Enabling an atom-economic production of chiral amino alcohols by electrodialysis with bipolar membranes

Abstract

Optically pure amino alcohols are widely used as essential building blocks of catalysts and auxiliaries in asymmetric synthesis, especially in pharmaceuticals. Catalytic hydrogenation has been regarded as the most effective route to produce chiral amino alcohols, but it is still unsatisfactory, which mainly manifests in the involvement of extra acids and bases, thus generating a large amount of inorganic salt byproducts, along with a relatively low yield. In this paper, we propose a novel approach that integrates catalytic hydrogenation and electrodialysis with bipolar membranes (EDBM) to produce pure chiral amino alcohols in a completely green way. EDBM tackles the sustainability issue by splitting the resulting salt of the hydrogenation into the corresponding acid and base (amino alcohol solutions), and the acid could be reused in the next batch directly and a closed loop forms. Here, as a model system to demonstrate the feasibility, a biorenewable chiral L-alanine solid and clean H₂ gas are used as the feed stocks and finally converted into a pure L-alaninol product successfully, with no discharge of harmful substances.

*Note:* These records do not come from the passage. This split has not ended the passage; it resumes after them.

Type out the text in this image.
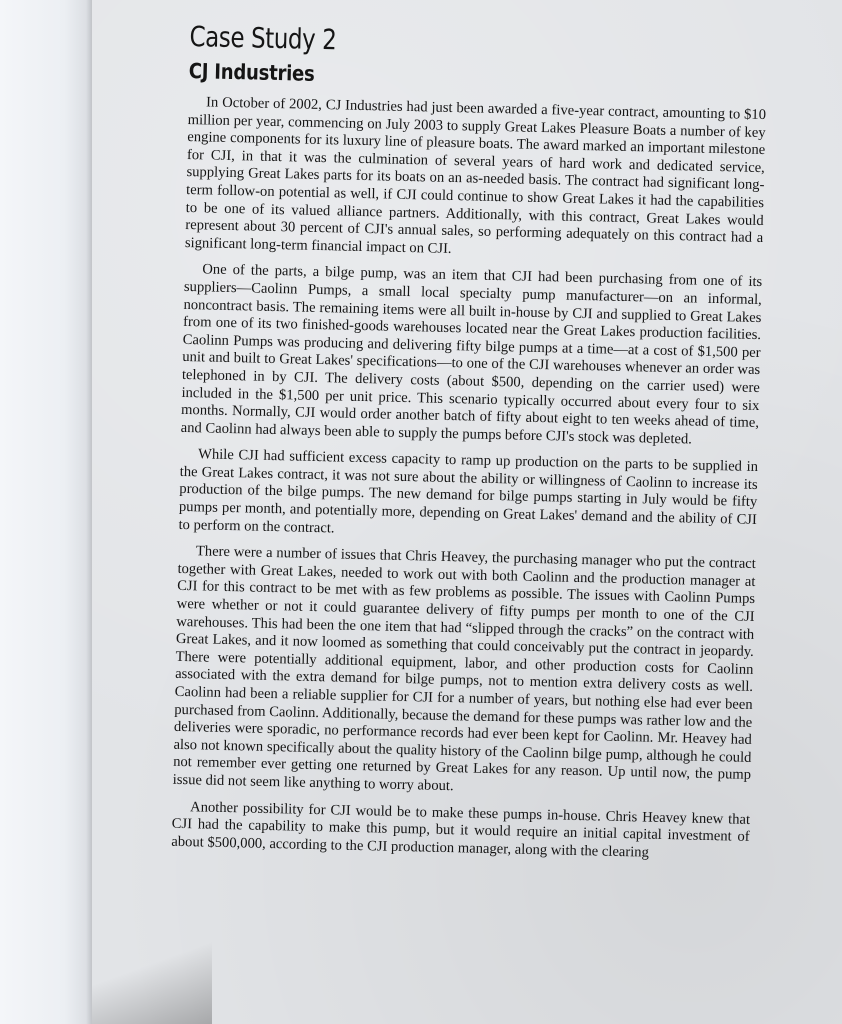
Case Study 2
CJ Industries

In October of 2002, CJ Industries had just been awarded a five-year contract, amounting to $10 million per year, commencing on July 2003 to supply Great Lakes Pleasure Boats a number of key engine components for its luxury line of pleasure boats. The award marked an important milestone for CJI, in that it was the culmination of several years of hard work and dedicated service, supplying Great Lakes parts for its boats on an as-needed basis. The contract had significant long-term follow-on potential as well, if CJI could continue to show Great Lakes it had the capabilities to be one of its valued alliance partners. Additionally, with this contract, Great Lakes would represent about 30 percent of CJI's annual sales, so performing adequately on this contract had a significant long-term financial impact on CJI.

One of the parts, a bilge pump, was an item that CJI had been purchasing from one of its suppliers—Caolinn Pumps, a small local specialty pump manufacturer—on an informal, noncontract basis. The remaining items were all built in-house by CJI and supplied to Great Lakes from one of its two finished-goods warehouses located near the Great Lakes production facilities. Caolinn Pumps was producing and delivering fifty bilge pumps at a time—at a cost of $1,500 per unit and built to Great Lakes' specifications—to one of the CJI warehouses whenever an order was telephoned in by CJI. The delivery costs (about $500, depending on the carrier used) were included in the $1,500 per unit price. This scenario typically occurred about every four to six months. Normally, CJI would order another batch of fifty about eight to ten weeks ahead of time, and Caolinn had always been able to supply the pumps before CJI's stock was depleted.

While CJI had sufficient excess capacity to ramp up production on the parts to be supplied in the Great Lakes contract, it was not sure about the ability or willingness of Caolinn to increase its production of the bilge pumps. The new demand for bilge pumps starting in July would be fifty pumps per month, and potentially more, depending on Great Lakes' demand and the ability of CJI to perform on the contract.

There were a number of issues that Chris Heavey, the purchasing manager who put the contract together with Great Lakes, needed to work out with both Caolinn and the production manager at CJI for this contract to be met with as few problems as possible. The issues with Caolinn Pumps were whether or not it could guarantee delivery of fifty pumps per month to one of the CJI warehouses. This had been the one item that had “slipped through the cracks” on the contract with Great Lakes, and it now loomed as something that could conceivably put the contract in jeopardy. There were potentially additional equipment, labor, and other production costs for Caolinn associated with the extra demand for bilge pumps, not to mention extra delivery costs as well. Caolinn had been a reliable supplier for CJI for a number of years, but nothing else had ever been purchased from Caolinn. Additionally, because the demand for these pumps was rather low and the deliveries were sporadic, no performance records had ever been kept for Caolinn. Mr. Heavey had also not known specifically about the quality history of the Caolinn bilge pump, although he could not remember ever getting one returned by Great Lakes for any reason. Up until now, the pump issue did not seem like anything to worry about.

Another possibility for CJI would be to make these pumps in-house. Chris Heavey knew that CJI had the capability to make this pump, but it would require an initial capital investment of about $500,000, according to the CJI production manager, along with the clearing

Furthermore, three typical mineral acids (H₃PO₄, H₂SO₄ and HCl) have been investigated systematically and achieved similar performances. The results of all tests and the cost analysis strongly suggest that this new approach is widely applicable, highly productive and sustainable. It demonstrates a true atomically economic route to produce chiral amino alcohols and entirely meets the requirements of green chemistry.